Listed Building – Category B
- Official name: Lothianbridge, Newbattle Viaduct
- Designated: 21 January 1971
- Reference no.: LB14544

Location
- Interactive map of Newbattle Viaduct

= Newbattle Viaduct =

Railway bridge in Midlothian, Scotland

The Newbattle Viaduct, sometimes also called the Lothianbridge, Newtongrange or Dalhousie Viaduct, carries the Borders Railway, which opened in 2015, over the River South Esk near Newtongrange, Midlothian, Scotland.

==Original viaduct==
The original viaduct was built by the Marquess of Lothian to extend the Edinburgh and Dalkeith Railway from Dalhousie Mains to his coal pits at Arniston. It was constructed of stone piers to support the wooden structure of the bridge, and had a total length of around 1200 ft. To cross the river it used three cast iron spans in the form of Gothic arches, each 65 ft long, with the main one being 70 ft high. It opened in 1831.

==History==
The present viaduct was opened in 1849 by the Edinburgh and Hawick Railway to carry the Waverley Line, running between Edinburgh and Carlisle. The viaduct was designed by John Miller.

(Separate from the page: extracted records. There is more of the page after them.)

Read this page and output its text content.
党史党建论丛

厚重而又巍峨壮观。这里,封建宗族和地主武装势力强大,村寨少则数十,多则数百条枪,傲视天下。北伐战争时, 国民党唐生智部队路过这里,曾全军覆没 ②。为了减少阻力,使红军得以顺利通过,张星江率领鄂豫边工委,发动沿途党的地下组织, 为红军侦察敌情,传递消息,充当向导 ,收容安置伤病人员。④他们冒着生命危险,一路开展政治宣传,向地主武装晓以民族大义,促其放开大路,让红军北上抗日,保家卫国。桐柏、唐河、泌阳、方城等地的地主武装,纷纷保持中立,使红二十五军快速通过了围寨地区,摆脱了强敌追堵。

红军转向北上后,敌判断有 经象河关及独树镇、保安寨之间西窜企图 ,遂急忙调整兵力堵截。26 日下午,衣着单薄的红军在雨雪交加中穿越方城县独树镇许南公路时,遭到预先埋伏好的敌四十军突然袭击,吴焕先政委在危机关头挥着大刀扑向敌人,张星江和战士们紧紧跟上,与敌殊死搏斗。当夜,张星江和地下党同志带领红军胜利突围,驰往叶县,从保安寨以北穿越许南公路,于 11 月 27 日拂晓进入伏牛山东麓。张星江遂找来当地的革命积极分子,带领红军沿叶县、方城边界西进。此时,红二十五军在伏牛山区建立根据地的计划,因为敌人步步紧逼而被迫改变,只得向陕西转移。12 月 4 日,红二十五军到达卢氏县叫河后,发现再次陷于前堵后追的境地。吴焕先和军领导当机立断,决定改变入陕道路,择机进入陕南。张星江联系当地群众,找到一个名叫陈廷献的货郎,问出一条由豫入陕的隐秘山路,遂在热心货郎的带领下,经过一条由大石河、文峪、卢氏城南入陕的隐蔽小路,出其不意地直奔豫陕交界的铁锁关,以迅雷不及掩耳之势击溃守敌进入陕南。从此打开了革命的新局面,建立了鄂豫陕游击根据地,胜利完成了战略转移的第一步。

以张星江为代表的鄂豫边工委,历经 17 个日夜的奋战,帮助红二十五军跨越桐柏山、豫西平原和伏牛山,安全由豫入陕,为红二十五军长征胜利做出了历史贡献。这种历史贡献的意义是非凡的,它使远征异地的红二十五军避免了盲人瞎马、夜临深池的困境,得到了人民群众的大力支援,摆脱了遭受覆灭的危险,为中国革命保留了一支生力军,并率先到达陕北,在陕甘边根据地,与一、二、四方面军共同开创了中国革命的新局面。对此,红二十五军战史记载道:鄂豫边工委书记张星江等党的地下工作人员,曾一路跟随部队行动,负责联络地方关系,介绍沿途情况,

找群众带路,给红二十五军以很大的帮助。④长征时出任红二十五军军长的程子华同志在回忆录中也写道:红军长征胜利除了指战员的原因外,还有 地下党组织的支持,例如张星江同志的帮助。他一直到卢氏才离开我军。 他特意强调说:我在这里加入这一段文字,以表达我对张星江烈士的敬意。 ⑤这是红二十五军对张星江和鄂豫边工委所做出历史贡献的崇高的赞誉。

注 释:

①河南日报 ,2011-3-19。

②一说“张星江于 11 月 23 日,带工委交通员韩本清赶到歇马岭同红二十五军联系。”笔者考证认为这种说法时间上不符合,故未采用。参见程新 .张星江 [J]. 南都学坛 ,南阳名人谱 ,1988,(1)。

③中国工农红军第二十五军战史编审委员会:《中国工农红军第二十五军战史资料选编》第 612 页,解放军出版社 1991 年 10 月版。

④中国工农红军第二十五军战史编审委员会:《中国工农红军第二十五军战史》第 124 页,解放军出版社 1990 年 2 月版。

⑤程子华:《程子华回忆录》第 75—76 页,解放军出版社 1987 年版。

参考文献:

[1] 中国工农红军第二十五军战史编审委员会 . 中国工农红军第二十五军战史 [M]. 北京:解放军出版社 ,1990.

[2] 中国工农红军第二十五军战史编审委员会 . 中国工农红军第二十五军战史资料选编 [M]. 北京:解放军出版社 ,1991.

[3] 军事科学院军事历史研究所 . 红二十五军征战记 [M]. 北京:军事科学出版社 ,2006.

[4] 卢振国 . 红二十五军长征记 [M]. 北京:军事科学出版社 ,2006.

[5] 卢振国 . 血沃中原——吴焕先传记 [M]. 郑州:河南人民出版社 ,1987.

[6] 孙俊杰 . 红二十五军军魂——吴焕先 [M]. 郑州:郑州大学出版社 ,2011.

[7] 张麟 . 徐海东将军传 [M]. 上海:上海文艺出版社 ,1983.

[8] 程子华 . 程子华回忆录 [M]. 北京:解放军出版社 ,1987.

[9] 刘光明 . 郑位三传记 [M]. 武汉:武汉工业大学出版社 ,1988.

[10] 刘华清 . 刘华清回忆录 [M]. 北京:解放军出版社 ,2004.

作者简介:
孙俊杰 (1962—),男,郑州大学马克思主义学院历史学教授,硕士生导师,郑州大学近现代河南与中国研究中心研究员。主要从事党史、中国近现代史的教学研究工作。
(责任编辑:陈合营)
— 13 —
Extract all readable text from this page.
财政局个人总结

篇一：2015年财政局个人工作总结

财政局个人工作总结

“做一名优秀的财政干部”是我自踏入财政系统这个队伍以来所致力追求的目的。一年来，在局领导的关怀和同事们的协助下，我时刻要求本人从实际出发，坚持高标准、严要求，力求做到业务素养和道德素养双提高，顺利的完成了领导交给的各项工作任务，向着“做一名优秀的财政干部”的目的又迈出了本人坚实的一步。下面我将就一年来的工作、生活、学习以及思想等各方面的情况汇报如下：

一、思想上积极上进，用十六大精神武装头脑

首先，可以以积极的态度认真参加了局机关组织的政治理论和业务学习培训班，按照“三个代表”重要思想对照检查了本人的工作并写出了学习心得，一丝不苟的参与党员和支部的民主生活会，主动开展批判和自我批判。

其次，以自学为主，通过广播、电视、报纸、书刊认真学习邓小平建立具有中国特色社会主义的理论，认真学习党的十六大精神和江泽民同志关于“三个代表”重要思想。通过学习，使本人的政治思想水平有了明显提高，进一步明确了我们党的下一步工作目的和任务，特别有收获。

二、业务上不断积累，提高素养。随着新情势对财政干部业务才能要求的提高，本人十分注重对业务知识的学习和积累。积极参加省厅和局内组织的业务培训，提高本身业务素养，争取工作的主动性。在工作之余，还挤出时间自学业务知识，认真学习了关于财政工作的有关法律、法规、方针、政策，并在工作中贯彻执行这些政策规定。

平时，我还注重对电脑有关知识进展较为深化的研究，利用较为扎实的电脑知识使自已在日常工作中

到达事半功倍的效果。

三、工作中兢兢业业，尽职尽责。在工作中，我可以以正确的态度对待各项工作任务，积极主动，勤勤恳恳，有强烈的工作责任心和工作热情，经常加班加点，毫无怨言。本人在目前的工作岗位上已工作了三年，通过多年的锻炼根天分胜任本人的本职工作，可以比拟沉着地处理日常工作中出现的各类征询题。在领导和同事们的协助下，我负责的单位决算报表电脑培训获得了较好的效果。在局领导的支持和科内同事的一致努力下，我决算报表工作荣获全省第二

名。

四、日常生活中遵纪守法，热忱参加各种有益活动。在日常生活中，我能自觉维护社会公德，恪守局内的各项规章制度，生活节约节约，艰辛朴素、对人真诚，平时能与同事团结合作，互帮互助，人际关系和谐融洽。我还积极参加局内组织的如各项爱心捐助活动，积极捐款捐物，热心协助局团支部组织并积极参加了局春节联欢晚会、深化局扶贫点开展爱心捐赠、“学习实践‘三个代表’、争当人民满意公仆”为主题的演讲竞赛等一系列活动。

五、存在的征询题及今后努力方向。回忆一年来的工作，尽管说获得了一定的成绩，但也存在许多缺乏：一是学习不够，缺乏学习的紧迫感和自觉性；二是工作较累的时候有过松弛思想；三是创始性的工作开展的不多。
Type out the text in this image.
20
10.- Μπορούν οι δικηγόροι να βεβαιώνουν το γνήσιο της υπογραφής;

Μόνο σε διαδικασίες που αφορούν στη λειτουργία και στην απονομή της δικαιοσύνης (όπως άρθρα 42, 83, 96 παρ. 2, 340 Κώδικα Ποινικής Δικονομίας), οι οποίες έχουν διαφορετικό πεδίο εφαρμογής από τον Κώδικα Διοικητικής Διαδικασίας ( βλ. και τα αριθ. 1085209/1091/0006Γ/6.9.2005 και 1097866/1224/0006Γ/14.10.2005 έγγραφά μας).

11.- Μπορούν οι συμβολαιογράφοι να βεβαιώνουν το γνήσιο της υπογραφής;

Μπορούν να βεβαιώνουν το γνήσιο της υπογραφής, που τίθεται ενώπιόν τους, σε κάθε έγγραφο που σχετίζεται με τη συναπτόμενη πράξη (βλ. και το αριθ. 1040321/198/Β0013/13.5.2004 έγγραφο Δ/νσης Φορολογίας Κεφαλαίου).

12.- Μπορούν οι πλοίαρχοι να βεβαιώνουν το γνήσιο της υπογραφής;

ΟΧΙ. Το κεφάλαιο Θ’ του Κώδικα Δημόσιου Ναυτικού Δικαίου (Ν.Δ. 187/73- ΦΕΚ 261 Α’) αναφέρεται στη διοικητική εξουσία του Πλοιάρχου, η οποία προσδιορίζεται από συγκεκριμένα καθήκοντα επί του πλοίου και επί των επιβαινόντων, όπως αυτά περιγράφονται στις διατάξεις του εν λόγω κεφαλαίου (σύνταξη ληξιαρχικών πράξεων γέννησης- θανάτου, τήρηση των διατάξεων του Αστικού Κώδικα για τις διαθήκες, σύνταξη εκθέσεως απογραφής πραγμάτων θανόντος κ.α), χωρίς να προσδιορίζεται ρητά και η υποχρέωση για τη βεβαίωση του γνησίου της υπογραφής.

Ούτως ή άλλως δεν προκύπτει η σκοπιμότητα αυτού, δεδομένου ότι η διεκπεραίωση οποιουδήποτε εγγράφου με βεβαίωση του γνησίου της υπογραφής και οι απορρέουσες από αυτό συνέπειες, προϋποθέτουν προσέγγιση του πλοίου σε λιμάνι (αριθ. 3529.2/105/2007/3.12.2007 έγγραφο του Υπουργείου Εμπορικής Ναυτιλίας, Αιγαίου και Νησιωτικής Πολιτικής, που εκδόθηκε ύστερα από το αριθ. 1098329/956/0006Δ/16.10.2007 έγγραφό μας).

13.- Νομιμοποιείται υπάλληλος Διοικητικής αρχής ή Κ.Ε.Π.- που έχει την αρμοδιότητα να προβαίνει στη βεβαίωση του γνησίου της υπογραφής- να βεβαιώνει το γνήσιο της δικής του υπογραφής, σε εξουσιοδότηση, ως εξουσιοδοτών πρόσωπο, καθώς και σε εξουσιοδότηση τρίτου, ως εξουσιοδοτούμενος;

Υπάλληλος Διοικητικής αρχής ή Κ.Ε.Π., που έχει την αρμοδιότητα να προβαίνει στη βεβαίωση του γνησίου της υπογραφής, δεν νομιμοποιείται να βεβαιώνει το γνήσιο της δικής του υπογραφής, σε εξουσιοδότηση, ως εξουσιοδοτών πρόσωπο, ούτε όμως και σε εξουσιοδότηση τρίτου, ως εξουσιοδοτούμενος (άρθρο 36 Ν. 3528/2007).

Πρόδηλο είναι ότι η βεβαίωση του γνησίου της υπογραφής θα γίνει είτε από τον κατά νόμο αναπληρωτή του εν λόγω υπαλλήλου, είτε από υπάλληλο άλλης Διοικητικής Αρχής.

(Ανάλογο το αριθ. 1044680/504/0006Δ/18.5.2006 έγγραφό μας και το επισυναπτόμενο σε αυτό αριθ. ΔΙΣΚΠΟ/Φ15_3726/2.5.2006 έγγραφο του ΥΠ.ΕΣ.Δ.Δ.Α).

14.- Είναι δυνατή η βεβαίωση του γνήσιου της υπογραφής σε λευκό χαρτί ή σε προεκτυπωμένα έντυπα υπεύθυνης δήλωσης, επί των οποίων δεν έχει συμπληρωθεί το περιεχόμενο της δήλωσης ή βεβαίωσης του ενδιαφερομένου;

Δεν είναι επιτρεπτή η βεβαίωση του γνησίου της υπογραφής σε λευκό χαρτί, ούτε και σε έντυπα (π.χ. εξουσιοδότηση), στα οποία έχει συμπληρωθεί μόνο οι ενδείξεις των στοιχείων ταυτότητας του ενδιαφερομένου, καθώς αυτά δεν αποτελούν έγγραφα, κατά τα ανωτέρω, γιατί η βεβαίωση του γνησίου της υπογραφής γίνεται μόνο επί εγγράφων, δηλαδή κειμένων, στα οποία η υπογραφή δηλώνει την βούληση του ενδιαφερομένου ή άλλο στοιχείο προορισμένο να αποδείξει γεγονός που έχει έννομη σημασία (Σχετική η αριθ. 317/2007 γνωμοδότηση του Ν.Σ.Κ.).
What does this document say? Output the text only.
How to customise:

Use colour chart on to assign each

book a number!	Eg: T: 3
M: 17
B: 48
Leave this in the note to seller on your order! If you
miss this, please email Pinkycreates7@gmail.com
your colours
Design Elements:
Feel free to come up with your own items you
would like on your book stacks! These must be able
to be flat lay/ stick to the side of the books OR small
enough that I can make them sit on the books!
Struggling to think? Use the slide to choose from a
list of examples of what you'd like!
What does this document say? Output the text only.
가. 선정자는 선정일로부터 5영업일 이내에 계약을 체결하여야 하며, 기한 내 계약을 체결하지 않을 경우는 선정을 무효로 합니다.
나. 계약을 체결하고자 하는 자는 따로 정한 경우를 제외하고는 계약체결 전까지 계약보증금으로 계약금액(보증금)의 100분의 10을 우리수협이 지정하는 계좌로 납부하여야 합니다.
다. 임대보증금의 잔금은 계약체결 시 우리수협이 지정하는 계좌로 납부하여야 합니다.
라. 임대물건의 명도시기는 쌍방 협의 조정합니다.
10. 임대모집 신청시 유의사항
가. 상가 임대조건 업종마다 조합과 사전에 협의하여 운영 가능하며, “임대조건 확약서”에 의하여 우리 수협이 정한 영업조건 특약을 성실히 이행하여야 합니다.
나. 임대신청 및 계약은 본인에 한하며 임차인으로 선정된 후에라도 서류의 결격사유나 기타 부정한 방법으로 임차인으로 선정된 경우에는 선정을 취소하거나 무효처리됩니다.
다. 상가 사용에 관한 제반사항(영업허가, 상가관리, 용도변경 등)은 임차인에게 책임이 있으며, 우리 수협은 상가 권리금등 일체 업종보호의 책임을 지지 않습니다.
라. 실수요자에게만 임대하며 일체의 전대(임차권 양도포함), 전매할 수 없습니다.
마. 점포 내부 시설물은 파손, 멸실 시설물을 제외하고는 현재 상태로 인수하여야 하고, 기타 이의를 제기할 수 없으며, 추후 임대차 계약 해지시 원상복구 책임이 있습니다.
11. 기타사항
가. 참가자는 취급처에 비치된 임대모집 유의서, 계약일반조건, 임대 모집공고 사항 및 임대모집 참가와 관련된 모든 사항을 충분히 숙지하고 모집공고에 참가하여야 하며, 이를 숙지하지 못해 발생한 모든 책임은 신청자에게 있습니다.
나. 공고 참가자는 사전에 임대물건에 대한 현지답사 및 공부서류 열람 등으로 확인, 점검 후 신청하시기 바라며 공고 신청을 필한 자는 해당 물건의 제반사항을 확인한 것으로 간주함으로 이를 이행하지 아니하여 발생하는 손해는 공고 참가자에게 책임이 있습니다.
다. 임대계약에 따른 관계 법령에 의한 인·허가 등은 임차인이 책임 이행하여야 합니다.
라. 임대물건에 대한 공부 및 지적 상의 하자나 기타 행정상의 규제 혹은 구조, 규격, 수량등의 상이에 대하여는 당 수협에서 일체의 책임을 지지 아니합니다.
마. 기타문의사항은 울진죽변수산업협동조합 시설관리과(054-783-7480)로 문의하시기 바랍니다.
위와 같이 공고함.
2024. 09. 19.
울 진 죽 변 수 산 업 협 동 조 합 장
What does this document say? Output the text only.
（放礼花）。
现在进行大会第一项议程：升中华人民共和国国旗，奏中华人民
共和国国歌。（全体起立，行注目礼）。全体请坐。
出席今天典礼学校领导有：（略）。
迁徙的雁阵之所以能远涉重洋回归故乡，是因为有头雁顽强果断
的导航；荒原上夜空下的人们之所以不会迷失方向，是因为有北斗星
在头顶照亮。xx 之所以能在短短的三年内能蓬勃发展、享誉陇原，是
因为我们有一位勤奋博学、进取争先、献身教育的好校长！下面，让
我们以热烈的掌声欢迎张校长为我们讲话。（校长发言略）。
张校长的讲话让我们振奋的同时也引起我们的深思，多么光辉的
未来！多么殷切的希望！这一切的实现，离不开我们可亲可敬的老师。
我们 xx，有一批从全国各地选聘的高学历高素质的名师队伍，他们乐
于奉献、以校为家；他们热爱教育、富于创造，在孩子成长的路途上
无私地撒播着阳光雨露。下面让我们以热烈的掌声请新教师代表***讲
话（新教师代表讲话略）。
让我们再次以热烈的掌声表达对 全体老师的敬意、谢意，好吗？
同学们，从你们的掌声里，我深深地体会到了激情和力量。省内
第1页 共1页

It was closed to passenger traffic in 1969 as a result of the Beeching cuts, and to freight in 1972. It was reopened in 2015 for the Borders Railway line between Edinburgh and Tweedbank. Some work was required on the viaduct to prepare it for the reopening of the railway, although it was still structurally sound.

==Design==
It has 23 nearly semicircular arches, with 14 spans of 39 ft, seven of 38 ft, one of 44 ft and one of 43 ft 10 in. The piers are 8 ft thick at the foundations, tapering to 6 ft at the springing of the arches. The arches are lined with three layers of bricks. Most, but not all the arches are reinforced with iron strapping, as are nearly all of the piers. The long pier which sits in the river has a large cutwater.

The last arch at the south end is a skew arch to accommodate the A7 public road, which runs parallel to the viaduct before cutting underneath it. The viaduct is nearly straight, but with a slight curve at the northern end where it crosses the river. To the south of the viaduct is a caravan park.